In the process of conducting research to demonstrate that low aerobic exercise capacity is related to the development of common diseases, a new animal model has been developed that goes beyond providing a simple, linear explanation for disease risk. A new report in the Federation of American Society for Experimental Biology (FASEB) Journal shows that genetically fit animals bred over generations showed at least seven genetic variations that improved the animals' ability to resist disease. The genetically fit animals were known as "high-runner" rats and they were bred with each other, while less fit "lower runner" rats were bred with each other to create the animal model.

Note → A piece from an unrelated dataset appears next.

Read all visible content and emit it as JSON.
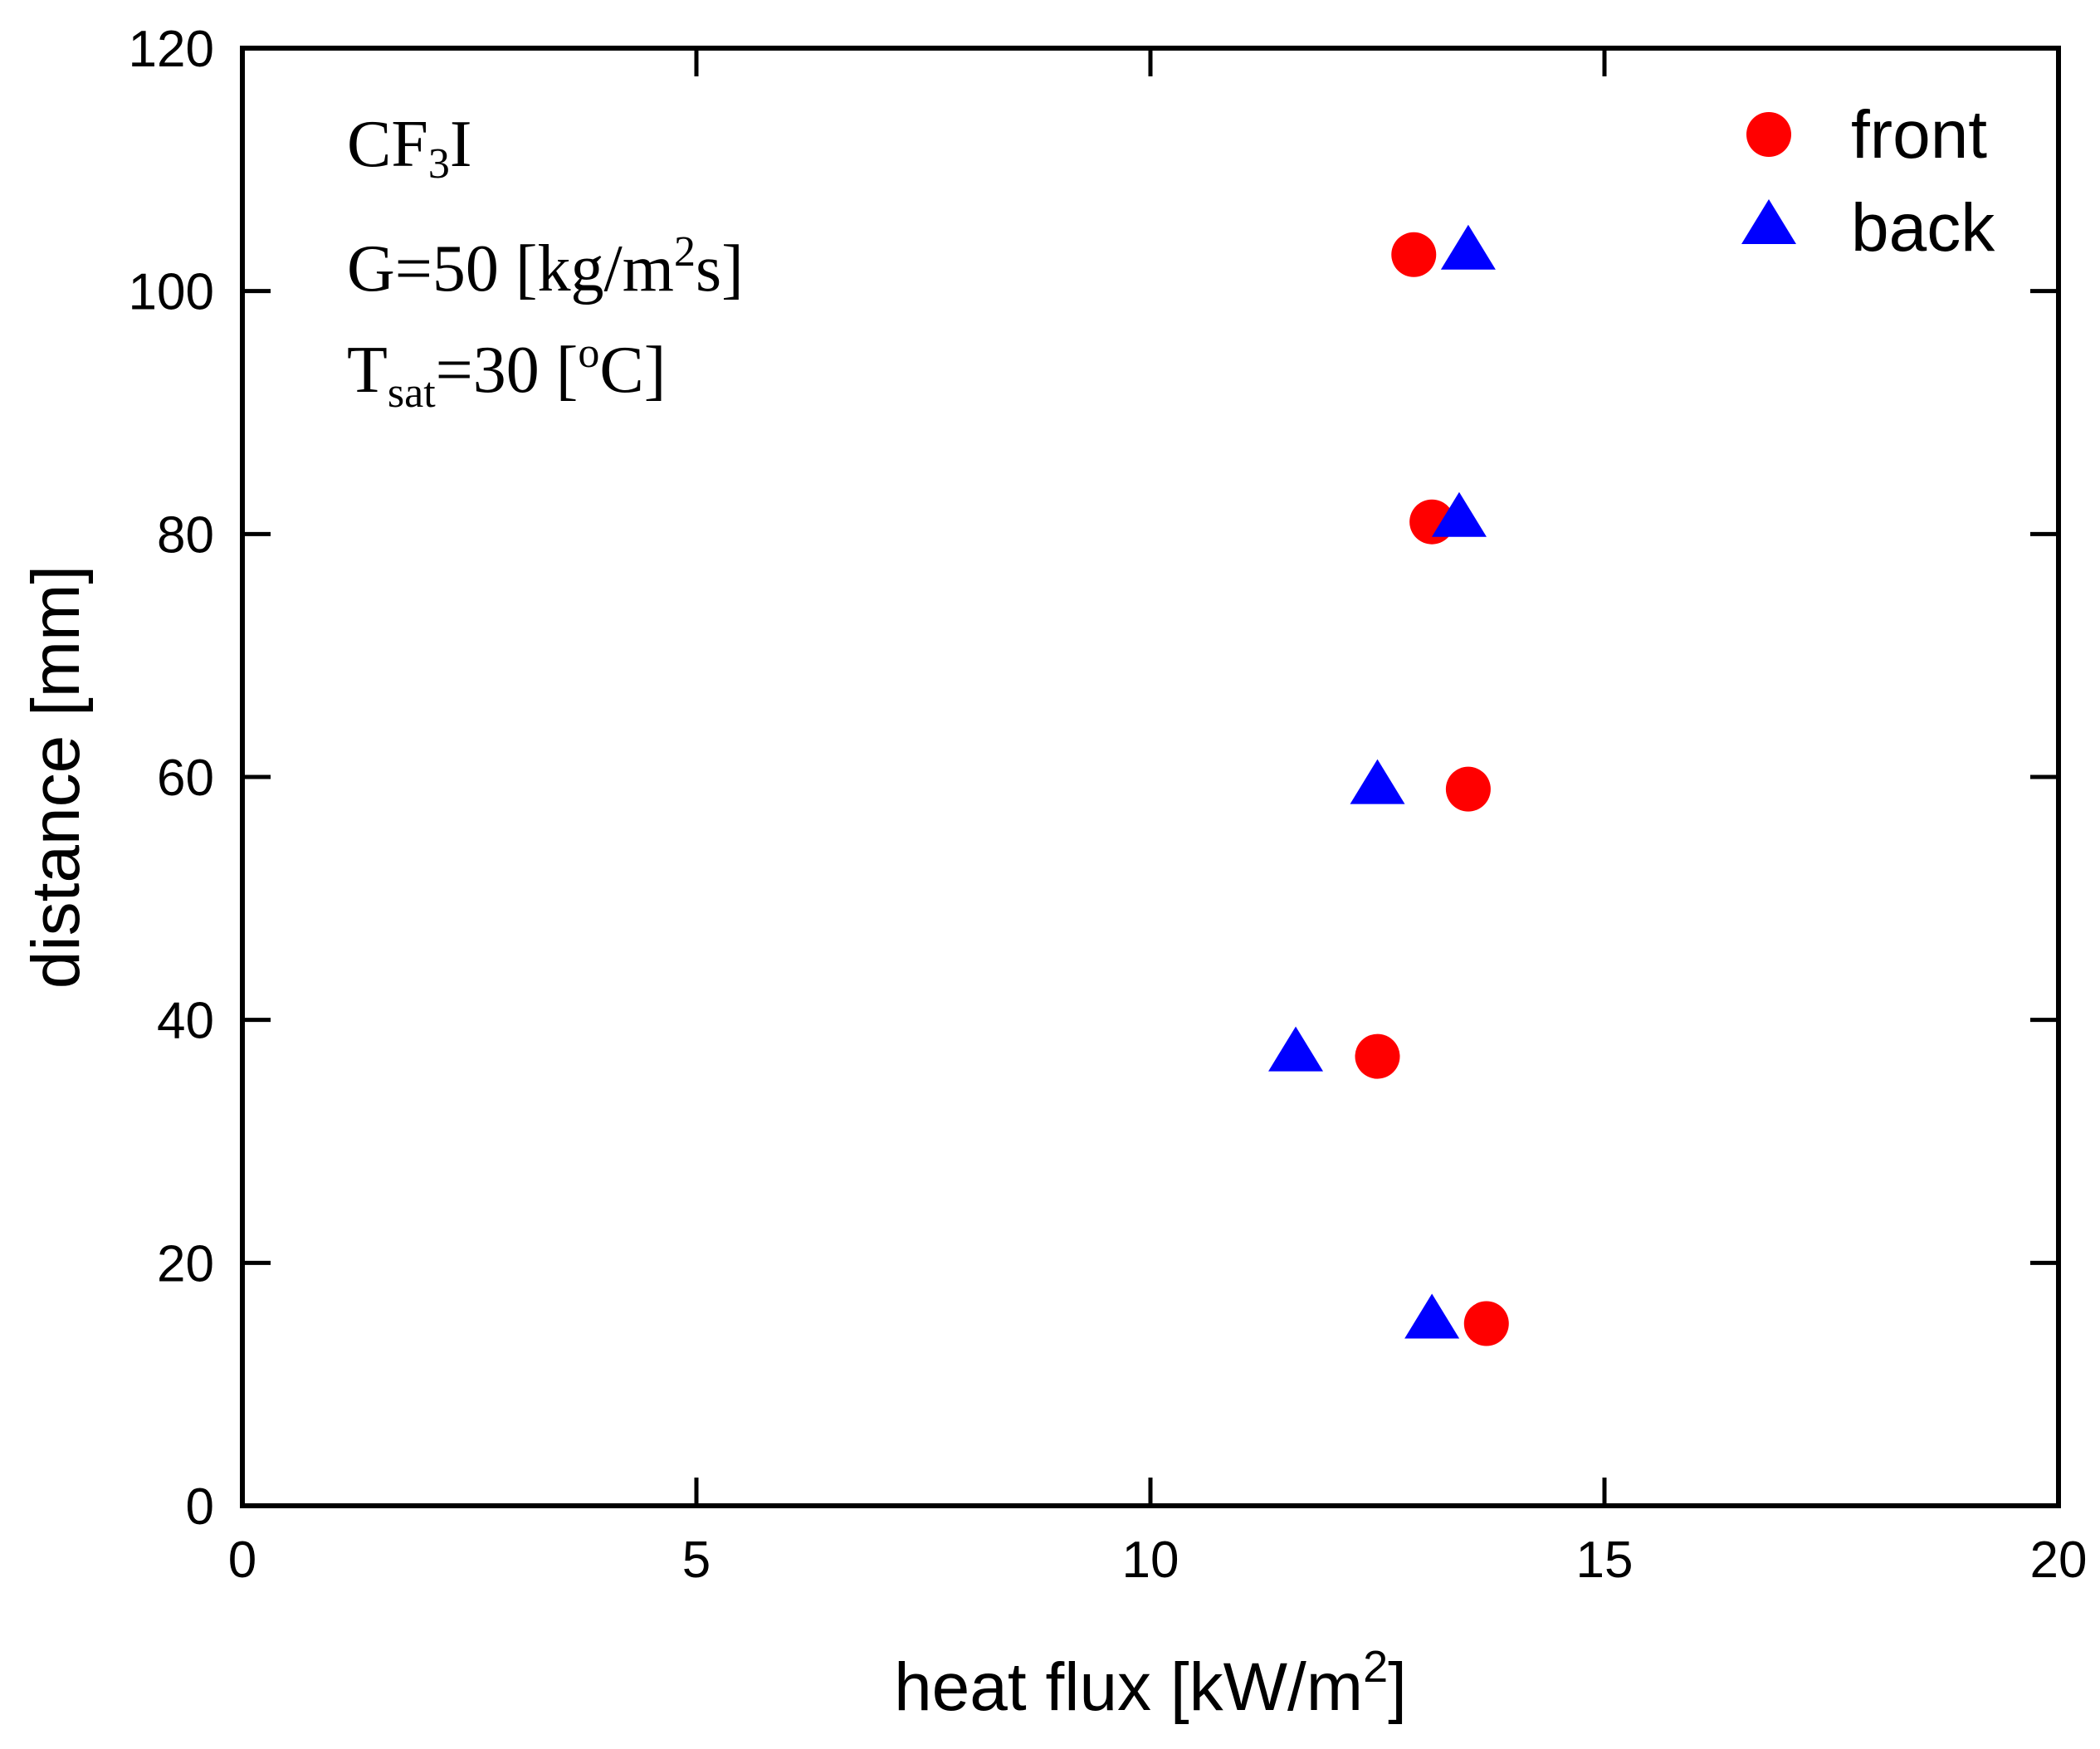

Disease risk is based on a complex interaction of many genetic and environmental pathways, so the scientists caution that we should not assume that if we are particularly naturally fitness, we are immune to disease, or that if we are not, we are condemned to torturous exercise regimens in order to stay healthy. Dr. Heikki Kainulainen, from the Finland explains their research: "We hope that our approach of using a more realistic animal model system of disease risks will lead to information that is explanatory and ultimately predictive of mechanisms underlying disease. This seems to be the only path for developing diagnostics and therapeutics that have high efficacy."
There is ample evidence available that the animal model is applicable to humans. Gerald Weismann, MD, Editor-in-Chief of the FASEB Journal notes, "Genes that increase resistance to common diseases in high runner rats are also present across species. As our understanding of disease grows in complexity, so does our need for animal models that can mimic disease susceptibility in humans."